Gerard Manley Hopkins - Patience, Hard Thing! – Lectionary Poem for Advent 3A

With the dawn of a new church year, The Englewood Review of Books is curating a weekly series of classic and contemporary poems that resonate with the themes of the lectionary readings. Here is one of the poems for this coming Sunday (Advent week 3 – More poems for this Sunday can be found here)

 

Patience, hard thing!

Gerard Manley Hopkins

to accompany the lectionary reading: James 5:7-10

Also pairs well with Wendell Berry’s poem, Whatever is Foreseen in Joy

 

PATIENCE, hard thing! the hard thing but to pray,           

But bid for, Patience is! Patience who asks          

Wants war, wants wounds; weary his times, his tasks;    

To do without, take tosses, and obey.    

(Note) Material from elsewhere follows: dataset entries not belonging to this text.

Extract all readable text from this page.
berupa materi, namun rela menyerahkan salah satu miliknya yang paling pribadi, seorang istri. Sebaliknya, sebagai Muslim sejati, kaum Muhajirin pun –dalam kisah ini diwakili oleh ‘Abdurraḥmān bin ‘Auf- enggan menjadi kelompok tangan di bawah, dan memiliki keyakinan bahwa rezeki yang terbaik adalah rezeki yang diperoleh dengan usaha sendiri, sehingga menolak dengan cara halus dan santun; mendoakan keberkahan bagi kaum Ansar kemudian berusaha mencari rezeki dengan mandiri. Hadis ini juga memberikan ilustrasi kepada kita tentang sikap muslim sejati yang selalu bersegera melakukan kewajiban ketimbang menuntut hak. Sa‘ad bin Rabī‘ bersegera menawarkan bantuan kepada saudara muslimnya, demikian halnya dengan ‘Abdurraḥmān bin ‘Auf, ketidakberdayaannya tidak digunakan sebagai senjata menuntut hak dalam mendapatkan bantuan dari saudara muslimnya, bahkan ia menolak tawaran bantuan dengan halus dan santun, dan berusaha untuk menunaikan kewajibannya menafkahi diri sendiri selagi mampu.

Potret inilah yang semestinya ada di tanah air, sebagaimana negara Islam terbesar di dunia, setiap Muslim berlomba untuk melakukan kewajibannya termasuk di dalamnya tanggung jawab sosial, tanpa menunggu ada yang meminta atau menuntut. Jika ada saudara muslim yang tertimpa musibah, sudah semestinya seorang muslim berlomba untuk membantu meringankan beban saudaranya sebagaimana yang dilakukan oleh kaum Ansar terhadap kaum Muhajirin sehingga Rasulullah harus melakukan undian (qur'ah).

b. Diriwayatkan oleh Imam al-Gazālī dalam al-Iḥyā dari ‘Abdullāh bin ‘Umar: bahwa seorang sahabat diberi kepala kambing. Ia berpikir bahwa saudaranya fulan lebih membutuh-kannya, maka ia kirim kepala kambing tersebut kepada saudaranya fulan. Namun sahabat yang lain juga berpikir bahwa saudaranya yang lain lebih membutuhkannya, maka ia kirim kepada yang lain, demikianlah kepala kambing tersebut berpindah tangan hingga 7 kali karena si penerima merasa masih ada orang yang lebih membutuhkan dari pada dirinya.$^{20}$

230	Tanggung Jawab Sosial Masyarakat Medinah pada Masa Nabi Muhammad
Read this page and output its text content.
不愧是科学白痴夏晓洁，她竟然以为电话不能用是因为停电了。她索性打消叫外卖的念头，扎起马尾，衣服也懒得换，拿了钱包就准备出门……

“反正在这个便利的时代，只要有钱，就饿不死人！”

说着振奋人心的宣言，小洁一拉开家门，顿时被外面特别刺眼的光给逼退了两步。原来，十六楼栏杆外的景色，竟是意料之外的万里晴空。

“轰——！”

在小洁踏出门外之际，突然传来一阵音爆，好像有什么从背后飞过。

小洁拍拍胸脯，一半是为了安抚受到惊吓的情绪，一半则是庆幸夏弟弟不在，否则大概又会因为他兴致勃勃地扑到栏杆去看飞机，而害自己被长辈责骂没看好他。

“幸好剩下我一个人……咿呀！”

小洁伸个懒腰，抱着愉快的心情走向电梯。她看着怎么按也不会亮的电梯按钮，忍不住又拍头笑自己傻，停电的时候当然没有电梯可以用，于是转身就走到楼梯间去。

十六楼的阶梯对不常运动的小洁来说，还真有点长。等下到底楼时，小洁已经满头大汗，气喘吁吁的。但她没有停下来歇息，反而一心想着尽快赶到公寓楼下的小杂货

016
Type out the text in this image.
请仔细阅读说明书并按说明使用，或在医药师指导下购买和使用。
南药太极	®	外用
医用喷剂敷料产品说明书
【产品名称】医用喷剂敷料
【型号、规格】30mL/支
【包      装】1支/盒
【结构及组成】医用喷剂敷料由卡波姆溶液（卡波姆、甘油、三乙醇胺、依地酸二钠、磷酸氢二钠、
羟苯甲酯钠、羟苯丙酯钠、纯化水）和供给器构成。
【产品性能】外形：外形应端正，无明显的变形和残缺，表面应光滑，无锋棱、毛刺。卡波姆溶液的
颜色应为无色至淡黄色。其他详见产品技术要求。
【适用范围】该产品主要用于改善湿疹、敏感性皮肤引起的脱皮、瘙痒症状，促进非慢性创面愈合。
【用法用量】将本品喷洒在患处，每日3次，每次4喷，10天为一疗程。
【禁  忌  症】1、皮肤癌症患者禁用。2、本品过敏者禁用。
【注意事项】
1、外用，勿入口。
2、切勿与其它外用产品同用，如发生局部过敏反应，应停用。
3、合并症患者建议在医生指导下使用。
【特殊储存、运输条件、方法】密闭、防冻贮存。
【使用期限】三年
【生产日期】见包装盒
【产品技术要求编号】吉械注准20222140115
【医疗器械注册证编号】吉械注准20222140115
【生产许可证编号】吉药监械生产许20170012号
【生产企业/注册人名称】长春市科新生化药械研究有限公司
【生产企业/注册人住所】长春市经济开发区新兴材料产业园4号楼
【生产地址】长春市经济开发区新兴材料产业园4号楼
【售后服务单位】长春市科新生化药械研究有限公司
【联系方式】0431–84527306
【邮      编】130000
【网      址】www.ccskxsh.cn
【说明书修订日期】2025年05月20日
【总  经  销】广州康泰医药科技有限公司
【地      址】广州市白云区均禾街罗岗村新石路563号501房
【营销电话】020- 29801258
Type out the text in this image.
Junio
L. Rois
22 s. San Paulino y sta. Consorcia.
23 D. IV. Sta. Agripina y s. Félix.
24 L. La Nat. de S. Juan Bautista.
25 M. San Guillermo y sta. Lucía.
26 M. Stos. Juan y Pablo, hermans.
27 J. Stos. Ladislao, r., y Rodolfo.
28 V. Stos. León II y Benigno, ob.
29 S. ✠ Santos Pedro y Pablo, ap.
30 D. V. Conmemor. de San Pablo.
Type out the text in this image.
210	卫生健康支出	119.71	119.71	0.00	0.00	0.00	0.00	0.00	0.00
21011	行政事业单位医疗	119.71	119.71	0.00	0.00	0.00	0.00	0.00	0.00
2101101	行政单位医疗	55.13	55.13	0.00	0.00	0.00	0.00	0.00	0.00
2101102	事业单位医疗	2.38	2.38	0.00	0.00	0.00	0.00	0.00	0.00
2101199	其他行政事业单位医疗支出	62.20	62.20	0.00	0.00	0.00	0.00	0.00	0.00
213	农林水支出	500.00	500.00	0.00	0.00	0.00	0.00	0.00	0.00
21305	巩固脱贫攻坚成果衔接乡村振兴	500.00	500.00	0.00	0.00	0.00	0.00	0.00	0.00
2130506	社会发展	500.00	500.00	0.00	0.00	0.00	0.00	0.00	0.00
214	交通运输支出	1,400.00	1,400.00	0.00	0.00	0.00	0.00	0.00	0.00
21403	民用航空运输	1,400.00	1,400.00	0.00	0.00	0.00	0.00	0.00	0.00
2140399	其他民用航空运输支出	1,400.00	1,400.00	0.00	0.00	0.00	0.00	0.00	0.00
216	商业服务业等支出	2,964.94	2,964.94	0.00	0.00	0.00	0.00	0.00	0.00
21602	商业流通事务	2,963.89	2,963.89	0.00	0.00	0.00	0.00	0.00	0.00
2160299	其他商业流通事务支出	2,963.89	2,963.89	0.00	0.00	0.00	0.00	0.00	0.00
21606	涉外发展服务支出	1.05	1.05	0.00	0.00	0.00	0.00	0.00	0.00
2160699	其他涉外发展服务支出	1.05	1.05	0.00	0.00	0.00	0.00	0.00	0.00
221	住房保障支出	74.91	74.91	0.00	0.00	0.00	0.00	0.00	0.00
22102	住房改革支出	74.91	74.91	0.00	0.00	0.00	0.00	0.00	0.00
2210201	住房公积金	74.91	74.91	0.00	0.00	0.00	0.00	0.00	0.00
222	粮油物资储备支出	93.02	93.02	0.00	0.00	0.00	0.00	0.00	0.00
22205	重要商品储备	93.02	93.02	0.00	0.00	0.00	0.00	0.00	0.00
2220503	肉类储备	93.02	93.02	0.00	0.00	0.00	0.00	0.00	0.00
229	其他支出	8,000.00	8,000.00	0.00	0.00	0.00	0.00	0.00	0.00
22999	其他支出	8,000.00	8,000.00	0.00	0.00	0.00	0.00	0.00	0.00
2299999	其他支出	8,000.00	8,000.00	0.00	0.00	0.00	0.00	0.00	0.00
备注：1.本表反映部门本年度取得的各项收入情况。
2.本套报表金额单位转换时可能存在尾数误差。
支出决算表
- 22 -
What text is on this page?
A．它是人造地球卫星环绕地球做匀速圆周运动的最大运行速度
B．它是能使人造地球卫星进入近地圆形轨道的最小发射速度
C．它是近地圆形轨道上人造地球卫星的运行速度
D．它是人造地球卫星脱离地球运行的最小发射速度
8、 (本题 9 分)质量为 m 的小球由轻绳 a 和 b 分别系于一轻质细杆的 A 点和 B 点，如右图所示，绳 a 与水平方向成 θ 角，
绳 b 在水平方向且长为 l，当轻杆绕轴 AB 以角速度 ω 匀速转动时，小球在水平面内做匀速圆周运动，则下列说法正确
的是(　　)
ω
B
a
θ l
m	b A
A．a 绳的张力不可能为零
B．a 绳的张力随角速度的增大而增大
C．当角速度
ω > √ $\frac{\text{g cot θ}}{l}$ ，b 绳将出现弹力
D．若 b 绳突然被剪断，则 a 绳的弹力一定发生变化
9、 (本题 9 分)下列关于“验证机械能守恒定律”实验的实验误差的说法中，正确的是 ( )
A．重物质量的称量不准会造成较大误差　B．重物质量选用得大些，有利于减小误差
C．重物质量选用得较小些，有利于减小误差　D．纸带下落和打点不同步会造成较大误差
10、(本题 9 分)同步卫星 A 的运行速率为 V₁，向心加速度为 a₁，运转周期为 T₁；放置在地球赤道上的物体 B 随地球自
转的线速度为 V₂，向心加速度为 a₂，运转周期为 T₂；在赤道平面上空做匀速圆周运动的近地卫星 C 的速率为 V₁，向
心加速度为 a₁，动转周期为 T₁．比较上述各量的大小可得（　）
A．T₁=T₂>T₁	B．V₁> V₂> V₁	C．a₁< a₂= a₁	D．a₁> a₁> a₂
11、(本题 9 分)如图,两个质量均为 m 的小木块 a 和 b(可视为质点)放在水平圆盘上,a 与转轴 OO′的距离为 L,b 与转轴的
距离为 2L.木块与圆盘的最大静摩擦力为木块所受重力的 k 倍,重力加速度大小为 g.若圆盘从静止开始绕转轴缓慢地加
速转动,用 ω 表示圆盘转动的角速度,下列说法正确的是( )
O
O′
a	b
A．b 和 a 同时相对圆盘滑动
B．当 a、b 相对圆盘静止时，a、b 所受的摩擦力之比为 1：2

  Rare patience roots in these, and, these away,       

Nowhere. Natural heart’s ivy, Patience masks    

Our ruins of wrecked past purpose. There she basks       

Purple eyes and seas of liquid leaves all day.      

 

  We hear our hearts grate on themselves: it kills             

To bruise them dearer. Yet the rebellious wills           

Of us we do bid God bend to him even so.          

  And where is he who more and more distils     

Delicious kindness?—He is patient. Patience fills

His crisp combs, and that comes those ways we know.

 


Gerard Manley Hopkins, S.J. ( 28 July 1844 – 8 June 1889) was an English poet and Jesuit priest, whose posthumous fame established him among the leading Victorian poets.